For those who are moving because of a new job, the IRS softens the blow by allowing a portion of those moving expenses to be deducted on your tax filing– but be careful.
In order to deduct your moving expenses, you have to pass two important IRS tests.
If you started a new job on the other side of town and you used that as a reason to purchase a new home, unless your new residence is more than 50 miles away, you can’t deduct any of your moving expenses.
This is what the IRS calls the distance test.
Time Test- It Has to Coincide
In order to deduct moving expenses, the move has to coincide with the start of your new job. Any moving expenses you incur within 12 months of starting your new job, providing the move meets the distance test, is deductible.
You also have to work full time for at least 39 weeks during the first 12 months that you arrive in your new location.
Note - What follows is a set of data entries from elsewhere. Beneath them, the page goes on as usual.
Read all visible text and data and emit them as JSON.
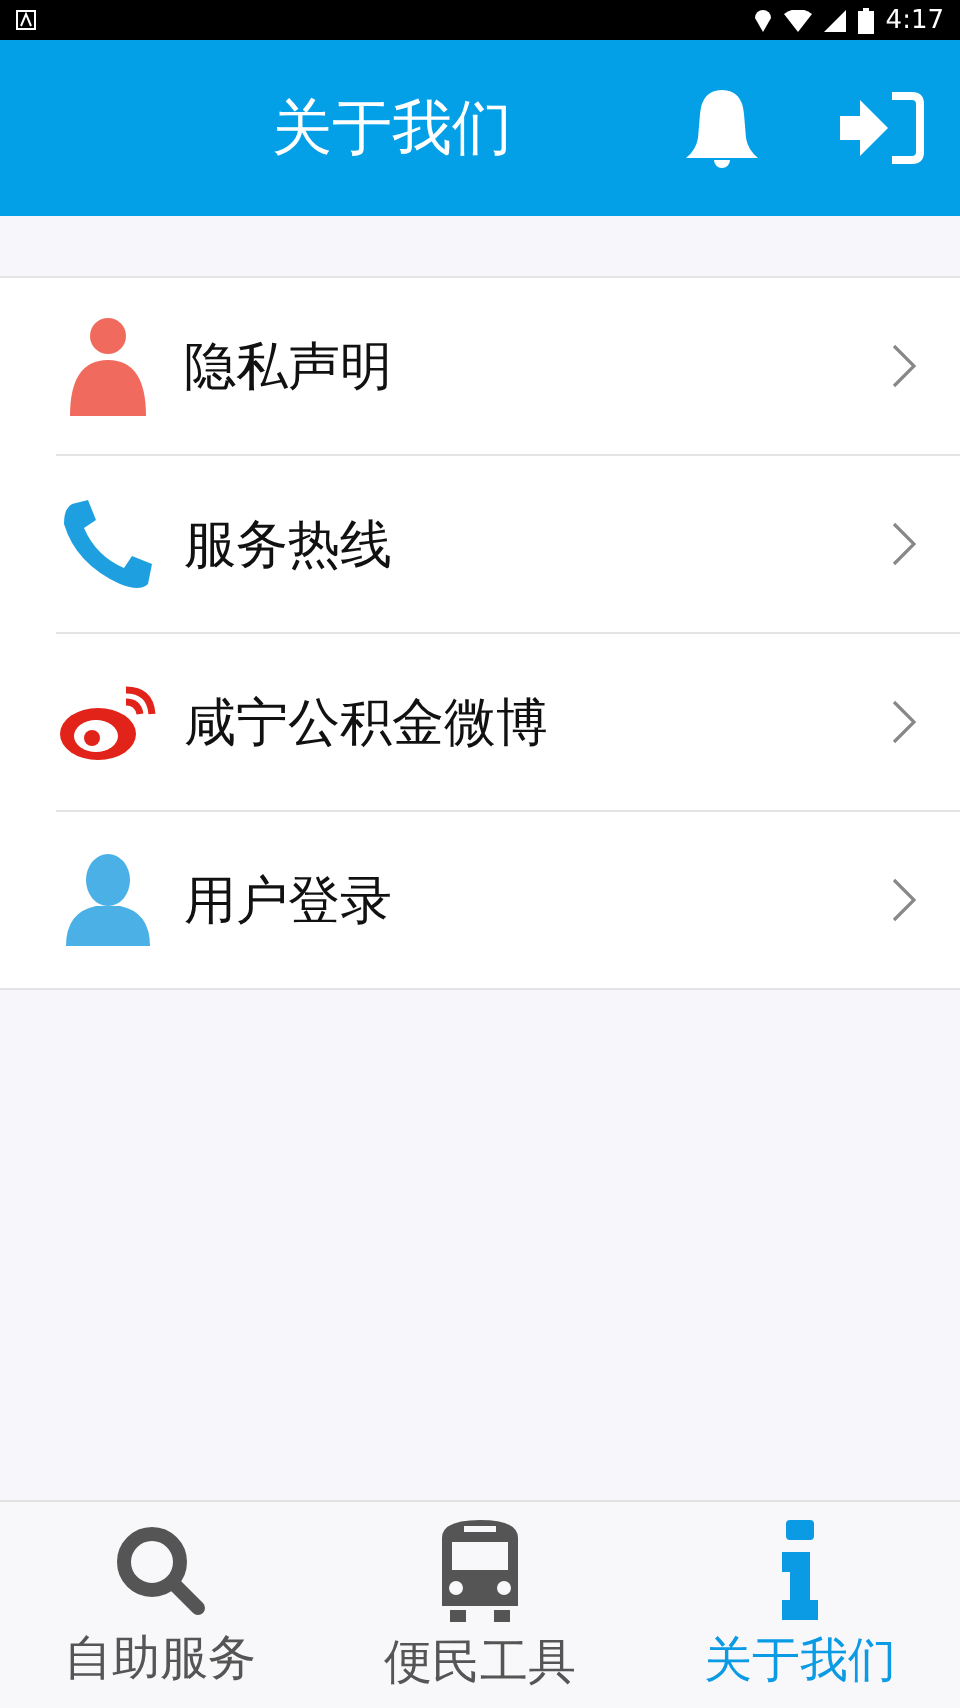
{
  "status_bar": {
    "time": "4:17"
  },
  "header": {
    "title": "关于我们"
  },
  "menu": [
    {
      "label": "隐私声明",
      "kind": "privacy"
    },
    {
      "label": "服务热线",
      "kind": "phone"
    },
    {
      "label": "咸宁公积金微博",
      "kind": "weibo"
    },
    {
      "label": "用户登录",
      "kind": "user"
    }
  ],
  "tabs": [
    {
      "label": "自助服务",
      "kind": "search",
      "selected": false
    },
    {
      "label": "便民工具",
      "kind": "bus",
      "selected": false
    },
    {
      "label": "关于我们",
      "kind": "info",
      "selected": true
    }
  ]
}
If you’re self-employed you have to work at least 78 weeks in the first 24 months of your move requiring you to show actual proof of inflow during those 78 weeks. (No under the table income or you’ll have a tough time convincing the IRS that you were working.)
Exceptions to the Tests
If you are a member of the armed forces and are moving to a new permanent station OR you are a retiree who was working abroad (or a descendent of a retiree working abroad) and you return to the United States then the rules are different. Make sure to consult IRS publication 521, listed below, for specifics.
What Moving Expenses Can I Deduct?
Most of the direct costs of moving are deductible.
If you hired a mover or somebody to pack your belongings, write those off.
The cost of packing materials if you packed your home on your own, and storage expenses are also deductible.
In addition, the one way cost of airfare for each person or the allowable mileage deduction for the one way trip are deductible along with hotel expenses.
You can only deduct the one way expenses. If you have to take multiple trips, only one, one way trip per person is allowed.
What Moving Expenses Can’t I Deduct?
As a general rule, if it isn’t directly related to your move, you can’t deduct it. Makes sense, doesn’t it?
You can’t deduct any portion of the sale of your home or the cost to connect or disconnect utilities. You can’t deduct the costs of breaking a lease or storage costs that may be incurred because of your belongings won’t fit in to your new home.
What If My Company Reimburses Me?
If your company pays for some of these expenses, in most cases, they aren’t allowable deductions because you didn’t incur any expense as a result. Again, makes sense.
Where Do I Find the IRS Language?
IRS Publication 521 (1) contains everything regarding moving deductions.
There are also other publications like this one (2) that provide the important points in an easier to read format.
Most cases will require you to file Form 3903 to figure out your moving expense deduction.
Before you deduct any moving expenses be certain that you meet the time test and the distance test as explained by the IRS. If you meet those two criteria, any costs directly incurred as a result of your move are probably deductible. To be extra careful, consult a qualified CPA.